With all of the sites and ready-made templates to choose from, making a custom photo book can seem daunting, but it doesn’t have to be. With a few tips, you can have your own creation that looks like the best photo books the pros make.
Pick Your Pics
You probably don’t want to throw in every single picture you’ve taken. (For one thing, it will make a very long, very expensive book.) Instead, the best photo books contain the absolute best shots for the most powerful presentation. If you have a lot of photos, here’s how to narrow them down:
If all the photos look the same, whether posed or location shots, it can get boring. Instead, look for a healthy mix of pics: some posed photos, some candid shots, and some objects and locations. Variety is the spice of life, but it also helps make good photo books.
Pro tip: If you have the chance, consider these things as you take the photos. For example, if you find yourself posing in front of every landmark, branch out and snap a goofy portrait, a close-up of an intricate detail, or landscape shot that sets the scene. It’ll make it easier to get a fun mix afterward, and you’ll probably capture more of the experience, too.
Take a look at the photos below.
You’ll see that the photo on the left has a few issues. The subjects are blurry, and the lighting is inadequate. You can see a red-eye effect, as well. When people are in pictures, go for the most flattering, clear shots, even if you are sacrificing some variety.
Pro tip: You don’t have to automatically toss a photo with blurring or low lighting; in some cases, it may produce an image with an effect that you’ll like. If the photo is a favorite with some more serious issues, try to correct it on editing software.
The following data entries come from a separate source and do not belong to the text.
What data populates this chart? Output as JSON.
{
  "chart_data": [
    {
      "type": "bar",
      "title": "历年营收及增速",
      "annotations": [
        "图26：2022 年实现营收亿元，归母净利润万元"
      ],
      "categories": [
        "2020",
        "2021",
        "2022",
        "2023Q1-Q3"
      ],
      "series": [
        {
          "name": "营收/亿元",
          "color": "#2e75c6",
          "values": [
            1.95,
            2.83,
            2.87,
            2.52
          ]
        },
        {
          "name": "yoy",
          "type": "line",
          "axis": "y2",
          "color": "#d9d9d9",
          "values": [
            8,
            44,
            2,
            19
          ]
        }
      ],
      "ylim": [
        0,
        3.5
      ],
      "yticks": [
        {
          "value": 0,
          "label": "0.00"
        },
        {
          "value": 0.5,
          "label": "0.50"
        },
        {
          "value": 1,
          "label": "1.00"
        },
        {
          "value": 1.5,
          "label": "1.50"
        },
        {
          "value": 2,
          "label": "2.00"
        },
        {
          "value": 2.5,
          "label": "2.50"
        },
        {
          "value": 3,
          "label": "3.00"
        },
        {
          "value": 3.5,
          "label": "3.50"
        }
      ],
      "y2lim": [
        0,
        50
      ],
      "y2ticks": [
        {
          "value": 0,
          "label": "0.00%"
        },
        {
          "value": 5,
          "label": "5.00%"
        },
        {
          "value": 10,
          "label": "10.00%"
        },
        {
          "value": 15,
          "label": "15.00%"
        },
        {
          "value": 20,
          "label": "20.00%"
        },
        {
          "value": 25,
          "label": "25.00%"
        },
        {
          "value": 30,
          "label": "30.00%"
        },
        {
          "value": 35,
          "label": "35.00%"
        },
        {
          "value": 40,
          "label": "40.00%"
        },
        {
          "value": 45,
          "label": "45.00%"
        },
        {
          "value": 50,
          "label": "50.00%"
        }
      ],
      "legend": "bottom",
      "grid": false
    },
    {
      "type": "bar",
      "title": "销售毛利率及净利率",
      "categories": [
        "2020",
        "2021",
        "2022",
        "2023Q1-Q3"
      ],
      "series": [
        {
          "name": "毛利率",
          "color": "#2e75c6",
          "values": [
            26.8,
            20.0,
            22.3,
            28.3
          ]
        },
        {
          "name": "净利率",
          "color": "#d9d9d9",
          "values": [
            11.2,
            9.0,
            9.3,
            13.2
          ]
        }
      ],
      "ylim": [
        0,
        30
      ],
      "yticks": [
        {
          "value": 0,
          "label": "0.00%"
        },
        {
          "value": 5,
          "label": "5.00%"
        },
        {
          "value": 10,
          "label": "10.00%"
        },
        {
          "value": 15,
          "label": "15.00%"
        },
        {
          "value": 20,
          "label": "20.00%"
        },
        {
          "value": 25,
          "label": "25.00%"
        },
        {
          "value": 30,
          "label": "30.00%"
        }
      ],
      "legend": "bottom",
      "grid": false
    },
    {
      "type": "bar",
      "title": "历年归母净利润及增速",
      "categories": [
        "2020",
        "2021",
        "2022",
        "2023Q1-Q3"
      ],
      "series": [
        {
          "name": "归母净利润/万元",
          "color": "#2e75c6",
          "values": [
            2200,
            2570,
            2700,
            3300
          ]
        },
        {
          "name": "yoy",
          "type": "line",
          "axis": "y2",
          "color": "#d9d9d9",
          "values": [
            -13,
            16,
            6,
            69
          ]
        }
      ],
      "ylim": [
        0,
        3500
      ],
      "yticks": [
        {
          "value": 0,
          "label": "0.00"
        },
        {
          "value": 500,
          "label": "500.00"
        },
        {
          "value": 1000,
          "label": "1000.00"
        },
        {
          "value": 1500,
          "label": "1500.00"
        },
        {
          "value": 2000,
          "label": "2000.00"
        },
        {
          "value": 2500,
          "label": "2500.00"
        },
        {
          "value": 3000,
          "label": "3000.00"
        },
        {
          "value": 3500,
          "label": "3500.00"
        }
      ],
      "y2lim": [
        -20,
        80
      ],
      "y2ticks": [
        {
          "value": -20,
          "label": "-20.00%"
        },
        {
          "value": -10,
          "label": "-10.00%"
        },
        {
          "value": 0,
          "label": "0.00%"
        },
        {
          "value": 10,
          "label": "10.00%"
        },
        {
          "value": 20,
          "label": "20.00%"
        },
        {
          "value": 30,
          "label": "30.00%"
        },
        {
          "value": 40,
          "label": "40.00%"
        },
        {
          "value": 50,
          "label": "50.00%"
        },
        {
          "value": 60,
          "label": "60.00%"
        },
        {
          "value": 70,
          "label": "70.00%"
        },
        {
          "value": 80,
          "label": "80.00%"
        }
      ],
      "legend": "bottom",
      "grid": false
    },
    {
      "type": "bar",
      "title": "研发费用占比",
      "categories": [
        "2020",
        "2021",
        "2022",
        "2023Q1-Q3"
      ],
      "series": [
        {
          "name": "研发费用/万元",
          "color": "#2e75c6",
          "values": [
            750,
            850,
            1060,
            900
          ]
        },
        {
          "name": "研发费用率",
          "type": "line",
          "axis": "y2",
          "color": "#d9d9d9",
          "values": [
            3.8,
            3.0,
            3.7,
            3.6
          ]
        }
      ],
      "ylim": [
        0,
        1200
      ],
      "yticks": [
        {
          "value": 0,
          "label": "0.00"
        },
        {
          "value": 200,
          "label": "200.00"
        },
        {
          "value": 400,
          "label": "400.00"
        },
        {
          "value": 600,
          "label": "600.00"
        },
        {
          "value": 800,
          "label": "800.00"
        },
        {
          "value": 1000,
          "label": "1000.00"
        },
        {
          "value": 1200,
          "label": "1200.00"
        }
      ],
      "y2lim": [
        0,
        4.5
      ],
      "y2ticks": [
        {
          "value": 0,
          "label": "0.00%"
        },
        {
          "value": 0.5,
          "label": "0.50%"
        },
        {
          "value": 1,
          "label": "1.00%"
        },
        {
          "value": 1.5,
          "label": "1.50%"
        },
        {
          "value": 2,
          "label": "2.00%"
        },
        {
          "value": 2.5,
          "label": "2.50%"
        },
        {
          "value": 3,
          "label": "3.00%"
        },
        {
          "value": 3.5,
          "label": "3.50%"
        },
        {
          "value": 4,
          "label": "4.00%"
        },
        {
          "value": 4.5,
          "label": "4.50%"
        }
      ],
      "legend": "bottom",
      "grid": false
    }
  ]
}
If an image is good but has too much blank or uninteresting space, crop it down.
Put It Together
As you comb through your photos, set aside your favorites in a separate folder on your computer or phone. That way, when you’re ready to make your photo book, you only spend time uploading and sorting through the ones you’re going to use.
Tell a Story
This is a book, after all. Chronological order usually works the best, especially for weddings and vacations, but if you have a different arrangement in mind, go for it!
Make a Plan
Now that you’ve got your favorite photos, you’ll also want to plan out the details.
Hardcover or Softcover?
Hardcover books are more durable, but they’re also more expensive. Softcover books can be more comfortable to read.
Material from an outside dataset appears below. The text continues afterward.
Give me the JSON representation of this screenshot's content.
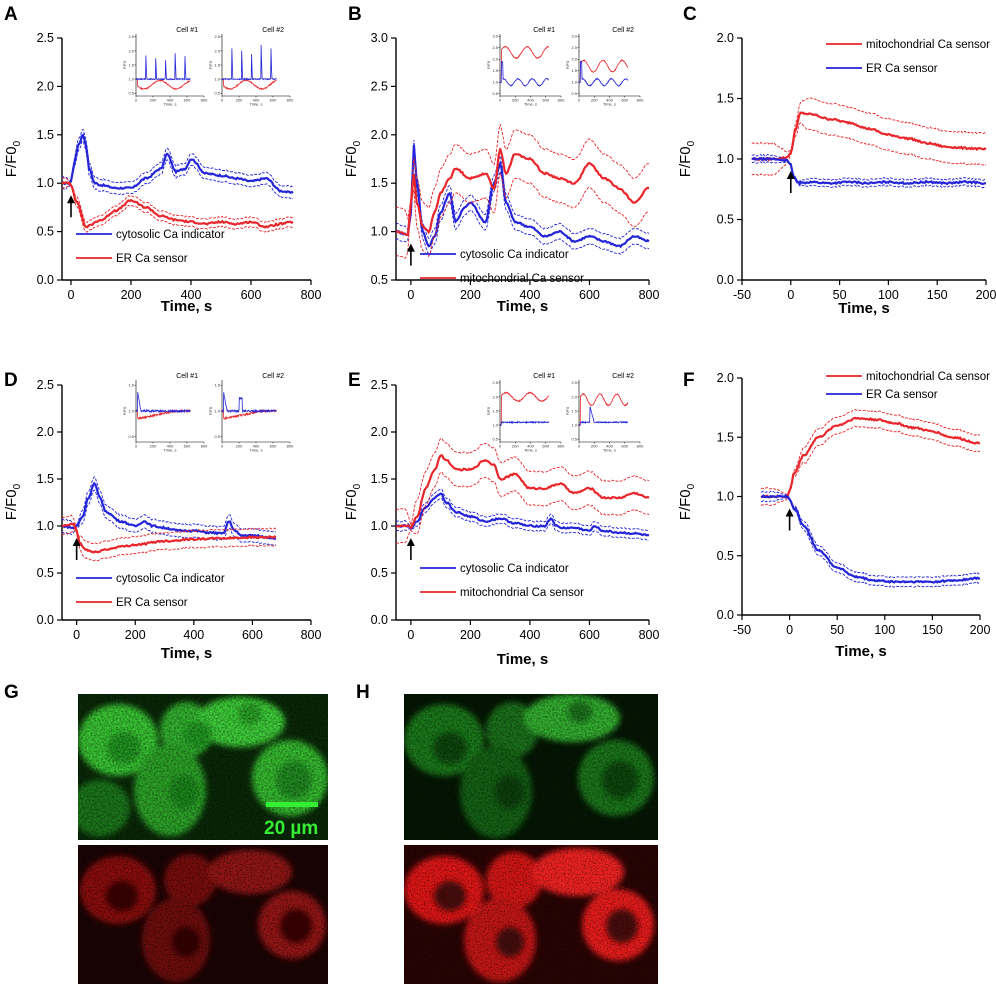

Your book will likely have a theme, such as a wedding or a vacation. If you’d like, a title sets the tone for the book, so something catchy or clever can add a fun touch. If the occasion is a bit more solemn, then a straightforward title will do.
Glossy or Matte?
You may have a choice of finishes for the cover and pages. Generally speaking, glossy pages will offer a pleasing, light-catching sheen and can make images pop. That said, a matte finish can have a more timeless, arty feel.
Page by Page
It took some prep work, but now you’re ready to create your masterpiece. Most sites have premade templates that you can drop photos into, but they may be too simplistic or restrictive. Designers of the best photo books let the photos dictate the design. To create a polished finish, keep these expert tips in mind:
Think About Your Eyes
When you look at a page, your eye wants to know where to focus. If you have four photos that are all the same size, it can be hard to take it all in. But if you vary the sizes and make one of those images dominant, your eye will be drawn to it first and it makes the page easier to look at.
Back to Books
Most people read from left to right and top to bottom, so a layout that encourages “reading” in that general manner is ideal.
Vary Your Layouts
Change up the number and style of photos from one page to the next.
What Else Can I Add?
You can usually add text to explain some photos, and backgrounds can add a complementary feel to the theme. But use them strategically. You don’t want to distract from the photos themselves. So if you add them, use a dignified typeface (not Comic Sans) and a background that meshes well. If it takes away from the photos though, don’t use it.
Congratulations! As soon as you submit the design, it’ll be just a few weeks until you have your custom photo book in hand. Stand it up on the bookcase, leave it open on the coffee table, or just have it nearby whenever you’re feeling nostalgic.